– А Совка мне прямо говорит: «Плохо живёшь!» – «Плохо?» – «Ну, да: ни волк, ни свинья…» – «А – как надо жить, дура?» – «Не знаю, говорит, сам догадайся! Ты – умный, ты напрасно притворяешься, можешь догадаться…» Вот это – правда. Не так – правда, не знаю как – правда!.. А вы…
Матерно выругавшись, он заговорил более оживлённо:
– Я её зову – Сова. Днём она вовсе слепая дура… положим, и ночью тоже дура… только ночью у неё… смелость есть…
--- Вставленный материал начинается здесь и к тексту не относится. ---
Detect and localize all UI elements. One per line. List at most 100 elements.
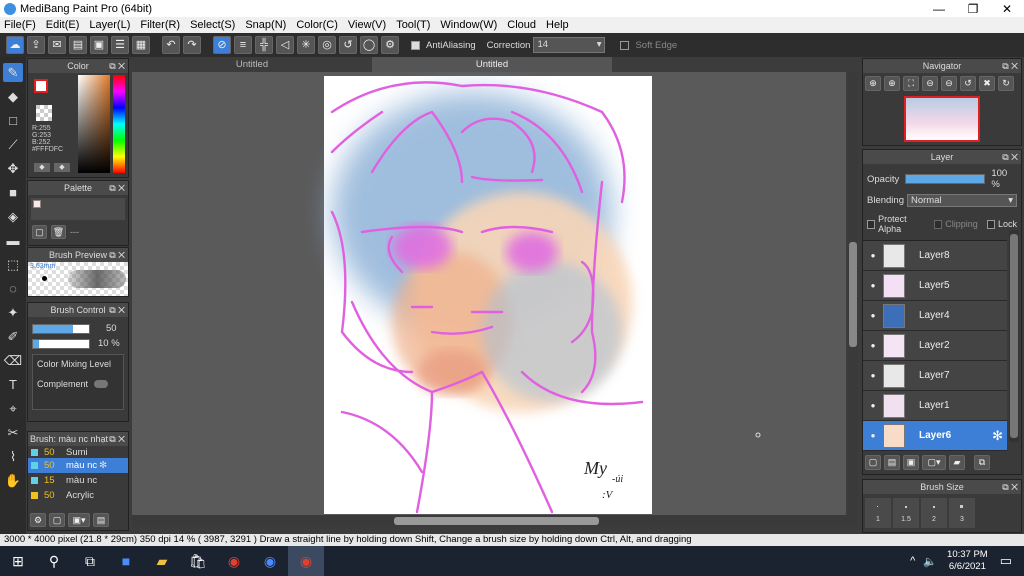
undo-icon[interactable]: ↶ [162,36,180,54]
lock-checkbox[interactable] [986,219,995,229]
correction-select[interactable]: 14 [533,37,606,53]
snap-off-icon[interactable]: ⊘ [213,36,231,54]
brush-menu-icon[interactable]: ▣▾ [68,513,90,527]
tab-untitled-2[interactable]: Untitled [372,57,612,73]
windows-start-icon[interactable]: ⊞ [0,546,36,576]
rectangle-tool-icon[interactable]: □ [3,111,23,130]
tab-untitled-1[interactable]: Untitled [132,57,372,73]
menu-layer[interactable]: Layer(L) [89,19,130,31]
layer-row[interactable]: ● Layer5 [863,271,1007,301]
folder-icon[interactable]: ▰ [949,455,965,470]
canvas-horizontal-scrollbar[interactable] [132,515,858,527]
menu-snap[interactable]: Snap(N) [245,19,286,31]
task-view-icon[interactable]: ⧉ [72,546,108,576]
list-icon[interactable]: ☰ [111,36,129,54]
complement-toggle[interactable] [94,380,109,388]
panel-close-icon[interactable]: ⧉ ✕ [1002,150,1018,164]
medibang-taskbar-icon[interactable]: ◉ [288,546,324,576]
new-layer-icon[interactable]: ▢ [865,455,881,470]
snap-radial-icon[interactable]: ✳ [297,36,315,54]
brush-size-slider[interactable] [32,323,90,334]
layer-opacity-slider[interactable] [905,174,986,184]
cloud-icon[interactable]: ☁ [6,36,24,54]
brush-size-option[interactable]: 3 [949,498,975,528]
lasso-tool-icon[interactable]: ◌ [3,279,23,298]
menu-view[interactable]: View(V) [348,19,386,31]
menu-tool[interactable]: Tool(T) [396,19,430,31]
comment-icon[interactable]: ✉ [48,36,66,54]
brush-size-option[interactable]: 2 [921,498,947,528]
duplicate-layer-icon[interactable]: ⧉ [974,455,990,470]
brush-item-selected[interactable]: 50 màu nc ✻ [28,458,128,473]
clipping-checkbox[interactable] [934,219,943,229]
snap-settings-icon[interactable]: ⚙ [381,36,399,54]
tray-chevron-icon[interactable]: ^ [910,555,915,567]
layer-row[interactable]: ● Layer8 [863,241,1007,271]
brush-more-icon[interactable]: ▤ [93,513,109,527]
menu-window[interactable]: Window(W) [440,19,497,31]
palette-swatch-area[interactable] [31,198,125,220]
panel-close-icon[interactable]: ⧉ ✕ [109,181,125,195]
visibility-eye-icon[interactable]: ● [863,311,883,320]
visibility-eye-icon[interactable]: ● [863,341,883,350]
select-pen-tool-icon[interactable]: ✐ [3,327,23,346]
snap-ellipse-icon[interactable]: ◯ [360,36,378,54]
maximize-button[interactable]: ❐ [956,2,990,16]
vertical-scroll-thumb[interactable] [849,242,857,347]
eyedropper-tool-icon[interactable]: ⌇ [3,447,23,466]
hue-slider[interactable] [113,75,125,173]
zalo-icon[interactable]: ◉ [252,546,288,576]
artwork-svg[interactable]: My -úi :V [132,72,846,515]
horizontal-scroll-thumb[interactable] [394,517,599,525]
layer-row[interactable]: ● Layer1 [863,391,1007,421]
menu-help[interactable]: Help [546,19,569,31]
brush-size-option[interactable]: 1 [865,498,891,528]
fullscreen-icon[interactable]: ✖ [979,76,995,91]
add-palette-icon[interactable]: ▢ [32,225,47,239]
menu-file[interactable]: File(F) [4,19,36,31]
menu-select[interactable]: Select(S) [190,19,235,31]
dot-tool-icon[interactable]: ⟋ [3,135,23,154]
layer-scroll-thumb[interactable] [1010,234,1018,438]
close-button[interactable]: ✕ [990,2,1024,16]
delete-palette-icon[interactable]: 🗑 [51,225,66,239]
navigator-thumbnail[interactable] [904,96,980,142]
minimize-button[interactable]: — [922,2,956,16]
visibility-eye-icon[interactable]: ● [863,431,883,440]
layer-row[interactable]: ● Layer2 [863,331,1007,361]
select-rect-tool-icon[interactable]: ⬚ [3,255,23,274]
visibility-eye-icon[interactable]: ● [863,251,883,260]
file-explorer-icon[interactable]: ▰ [144,546,180,576]
text-tool-icon[interactable]: T [3,375,23,394]
new-halftone-layer-icon[interactable]: ▤ [884,455,900,470]
protect-alpha-checkbox[interactable] [867,219,876,229]
menu-edit[interactable]: Edit(E) [46,19,80,31]
add-layer-menu-icon[interactable]: ▢▾ [922,455,946,470]
brush-settings-gear-icon[interactable]: ⚙ [30,513,46,527]
background-color-swatch[interactable] [36,105,52,121]
layer-row-selected[interactable]: ● Layer6 ✻ [863,421,1007,451]
menu-cloud[interactable]: Cloud [507,19,536,31]
move-tool-icon[interactable]: ✥ [3,159,23,178]
panel-close-icon[interactable]: ⧉ ✕ [1002,480,1018,494]
rotate-left-icon[interactable]: ↺ [960,76,976,91]
brush-item[interactable]: 50 Sumi [28,446,128,458]
brush-size-option[interactable]: 1.5 [893,498,919,528]
panel-close-icon[interactable]: ⧉ ✕ [109,303,125,317]
zoom-in-2-icon[interactable]: ⊕ [884,76,900,91]
gradient-tool-icon[interactable]: ▬ [3,231,23,250]
hand-tool-icon[interactable]: ✋ [3,471,23,490]
canvas-vertical-scrollbar[interactable] [848,72,858,515]
panel-close-icon[interactable]: ⧉ ✕ [109,248,125,262]
zoom-app-icon[interactable]: ■ [108,546,144,576]
blending-select[interactable]: Normal [907,194,1017,207]
canvas-area[interactable]: My -úi :V [132,72,858,515]
eraser-tool-icon[interactable]: ◆ [3,87,23,106]
document-icon[interactable]: ▤ [69,36,87,54]
antialiasing-checkbox[interactable] [411,40,420,50]
snap-parallel-icon[interactable]: ≡ [234,36,252,54]
new-8bit-layer-icon[interactable]: ▣ [903,455,919,470]
add-brush-icon[interactable]: ▢ [49,513,65,527]
select-eraser-tool-icon[interactable]: ⌫ [3,351,23,370]
save-icon[interactable]: ▣ [90,36,108,54]
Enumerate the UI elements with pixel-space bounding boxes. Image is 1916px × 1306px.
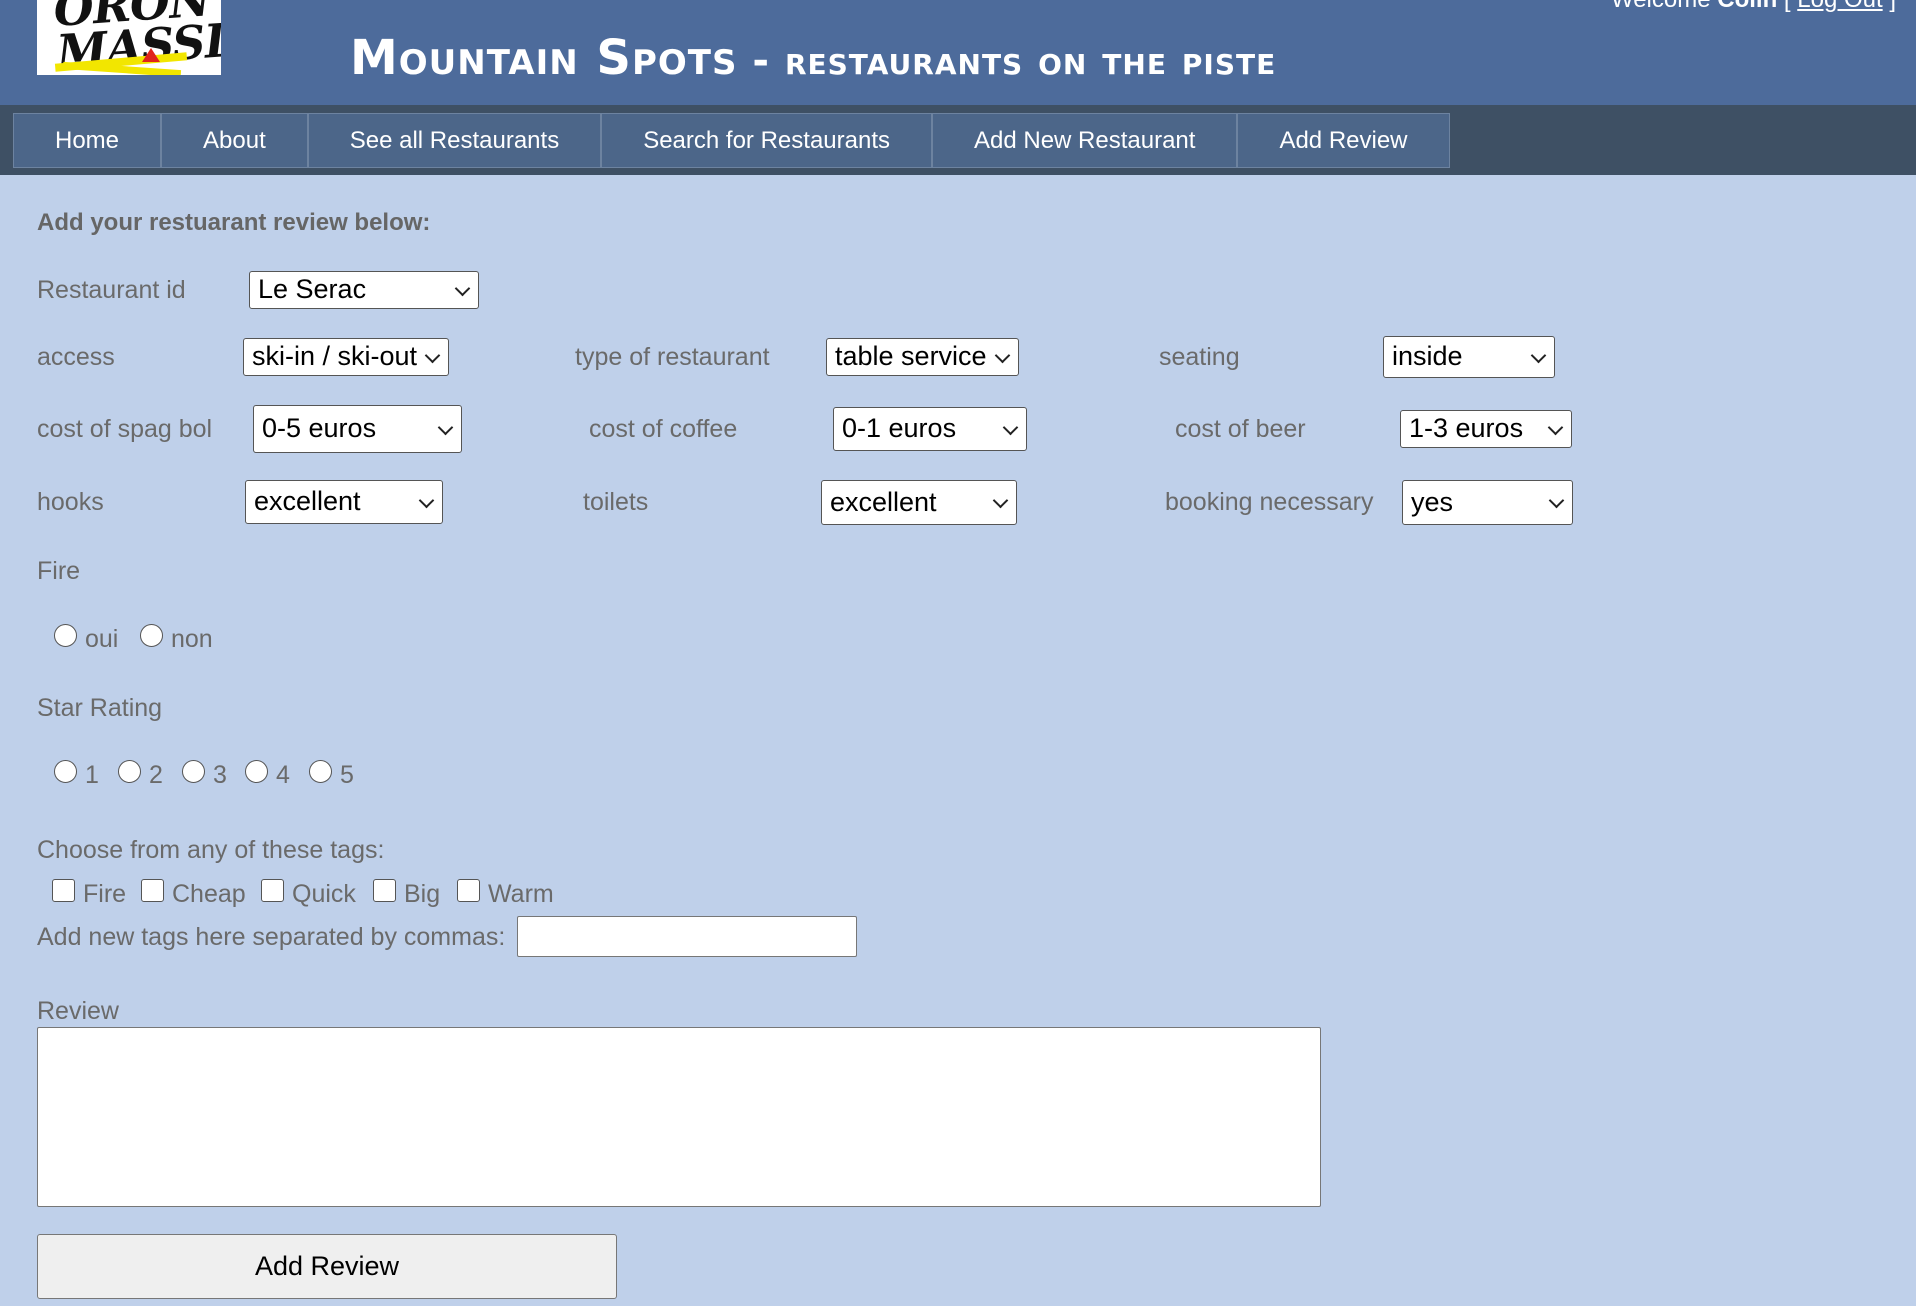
cost-spag-bol-select[interactable]: 0-5 euros (253, 405, 462, 453)
nav-list: Home About See all Restaurants Search fo… (13, 113, 1450, 168)
hooks-label: hooks (37, 488, 104, 516)
oron-massif-logo[interactable]: ORON MASSIF (37, 0, 221, 75)
star-option-label: 4 (276, 761, 290, 789)
main-nav: Home About See all Restaurants Search fo… (0, 105, 1916, 175)
toilets-select[interactable]: excellent (821, 480, 1017, 525)
chevron-down-icon (424, 347, 441, 364)
booking-necessary-label: booking necessary (1165, 488, 1374, 516)
fire-option-label: non (171, 625, 213, 653)
tag-checkbox-cheap[interactable] (141, 879, 164, 902)
nav-search-restaurants[interactable]: Search for Restaurants (601, 113, 932, 168)
booking-necessary-select[interactable]: yes (1402, 480, 1573, 525)
tag-option-label: Fire (83, 880, 127, 908)
star-rating-label: Star Rating (37, 694, 163, 722)
site-title-main: Mountain Spots (350, 30, 738, 86)
tag-checkbox-quick[interactable] (261, 879, 284, 902)
booking-necessary-value: yes (1411, 487, 1454, 517)
tag-option-label: Quick (292, 880, 356, 908)
chevron-down-icon (1530, 347, 1547, 364)
new-tags-label: Add new tags here separated by commas: (37, 923, 506, 951)
cost-beer-label: cost of beer (1175, 415, 1306, 443)
star-radio-5[interactable] (309, 760, 332, 783)
toilets-value: excellent (830, 487, 937, 517)
tag-checkbox-fire[interactable] (52, 879, 75, 902)
logo-red-triangle (142, 48, 160, 62)
access-select[interactable]: ski-in / ski-out (243, 338, 449, 376)
site-title: Mountain Spots - restaurants on the pist… (350, 30, 1276, 89)
site-header: ORON MASSIF Mountain Spots - restaurants… (0, 0, 1916, 105)
type-of-restaurant-select[interactable]: table service (826, 338, 1019, 376)
nav-about[interactable]: About (161, 113, 308, 168)
type-of-restaurant-label: type of restaurant (575, 343, 770, 371)
tag-option-label: Cheap (172, 880, 246, 908)
cost-beer-select[interactable]: 1-3 euros (1400, 410, 1572, 448)
tag-option-label: Big (404, 880, 441, 908)
star-option-label: 2 (149, 761, 163, 789)
chevron-down-icon (437, 419, 454, 436)
chevron-down-icon (994, 347, 1011, 364)
bracket-open: [ (1784, 0, 1791, 13)
fire-option-label: oui (85, 625, 119, 653)
star-option-label: 5 (340, 761, 354, 789)
fire-radio-non[interactable] (140, 624, 163, 647)
nav-add-review[interactable]: Add Review (1237, 113, 1450, 168)
hooks-select[interactable]: excellent (245, 480, 443, 524)
chevron-down-icon (1548, 492, 1565, 509)
chevron-down-icon (418, 492, 435, 509)
review-textarea[interactable] (37, 1027, 1321, 1207)
restaurant-id-select[interactable]: Le Serac (249, 271, 479, 309)
fire-radio-oui[interactable] (54, 624, 77, 647)
type-of-restaurant-value: table service (835, 341, 987, 371)
tag-checkbox-big[interactable] (373, 879, 396, 902)
star-radio-2[interactable] (118, 760, 141, 783)
access-value: ski-in / ski-out (252, 341, 418, 371)
restaurant-id-value: Le Serac (258, 274, 367, 304)
add-review-button[interactable]: Add Review (37, 1234, 617, 1299)
welcome-prefix: Welcome (1611, 0, 1711, 13)
cost-spag-bol-value: 0-5 euros (262, 413, 377, 443)
nav-home[interactable]: Home (13, 113, 162, 168)
chevron-down-icon (1547, 419, 1564, 436)
welcome-message: Welcome Colin [ Log Out ] (1611, 0, 1896, 14)
star-radio-4[interactable] (245, 760, 268, 783)
cost-beer-value: 1-3 euros (1409, 413, 1524, 443)
seating-value: inside (1392, 341, 1463, 371)
cost-coffee-select[interactable]: 0-1 euros (833, 407, 1027, 451)
star-radio-1[interactable] (54, 760, 77, 783)
cost-coffee-label: cost of coffee (589, 415, 738, 443)
nav-add-new-restaurant[interactable]: Add New Restaurant (932, 113, 1238, 168)
chevron-down-icon (454, 280, 471, 297)
nav-see-all-restaurants[interactable]: See all Restaurants (307, 113, 602, 168)
fire-label: Fire (37, 557, 81, 585)
site-title-sub: - restaurants on the piste (737, 38, 1277, 84)
restaurant-id-label: Restaurant id (37, 276, 186, 304)
hooks-value: excellent (254, 486, 361, 516)
tags-label: Choose from any of these tags: (37, 836, 385, 864)
access-label: access (37, 343, 115, 371)
seating-select[interactable]: inside (1383, 336, 1555, 378)
toilets-label: toilets (583, 488, 649, 516)
new-tags-input[interactable] (517, 916, 857, 957)
chevron-down-icon (1002, 419, 1019, 436)
chevron-down-icon (992, 492, 1009, 509)
user-name: Colin (1717, 0, 1777, 13)
star-option-label: 3 (213, 761, 227, 789)
cost-spag-bol-label: cost of spag bol (37, 415, 213, 443)
bracket-close: ] (1889, 0, 1896, 13)
tag-option-label: Warm (488, 880, 554, 908)
cost-coffee-value: 0-1 euros (842, 413, 957, 443)
star-option-label: 1 (85, 761, 99, 789)
star-radio-3[interactable] (182, 760, 205, 783)
seating-label: seating (1159, 343, 1240, 371)
logout-link[interactable]: Log Out (1797, 0, 1882, 13)
tag-checkbox-warm[interactable] (457, 879, 480, 902)
form-heading: Add your restuarant review below: (37, 209, 431, 236)
review-label: Review (37, 997, 119, 1025)
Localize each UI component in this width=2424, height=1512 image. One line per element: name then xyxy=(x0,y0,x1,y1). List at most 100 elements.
Он засмеялся тихонько, – в этом смехе мне почудилась ласковость, с которой он говорил свиньям: «Отшельнички мои, шельмочки…»
– Держу трёх, – продолжал он, – одна для плотской забавы – Надька кудрявая. Распутная – без меры! Будто бы всего боится, а ничего не боится, – нет в ней ни страха, ни совести, одна жадность. Пиявка. Святого с толку собьёт. Курочкина у меня – для ума. Её иначе и назвать нельзя, имя ей – Глашка, Глафира, а надо звать – Курочкина… не подходит иначе! Я её дразнить люблю: «Сколько, говорю, ни молись и ни жги лампад, а черти тебя ожидают!» Боится она чертей, смерти боится! Промышляет осторожно фальшивой деньгой – намедни сдала мне трёшницу слепую, а ещё раньше – пятёрку. «Откуда?» Говорит – подсунули. Врёт – просто она сдатчица в шайке какой-нибудь, менялой служит, за процент. Умная баба, хитрая. Скушно с ней, если не взворошить её… ну, тогда она так взовьётся, что и мне бывает страшновато… Она – человека удушить может. Подушкой. Обязательно – подушкой! А, удушив, помолится: «Господи, прости, помилуй!» Это – верно!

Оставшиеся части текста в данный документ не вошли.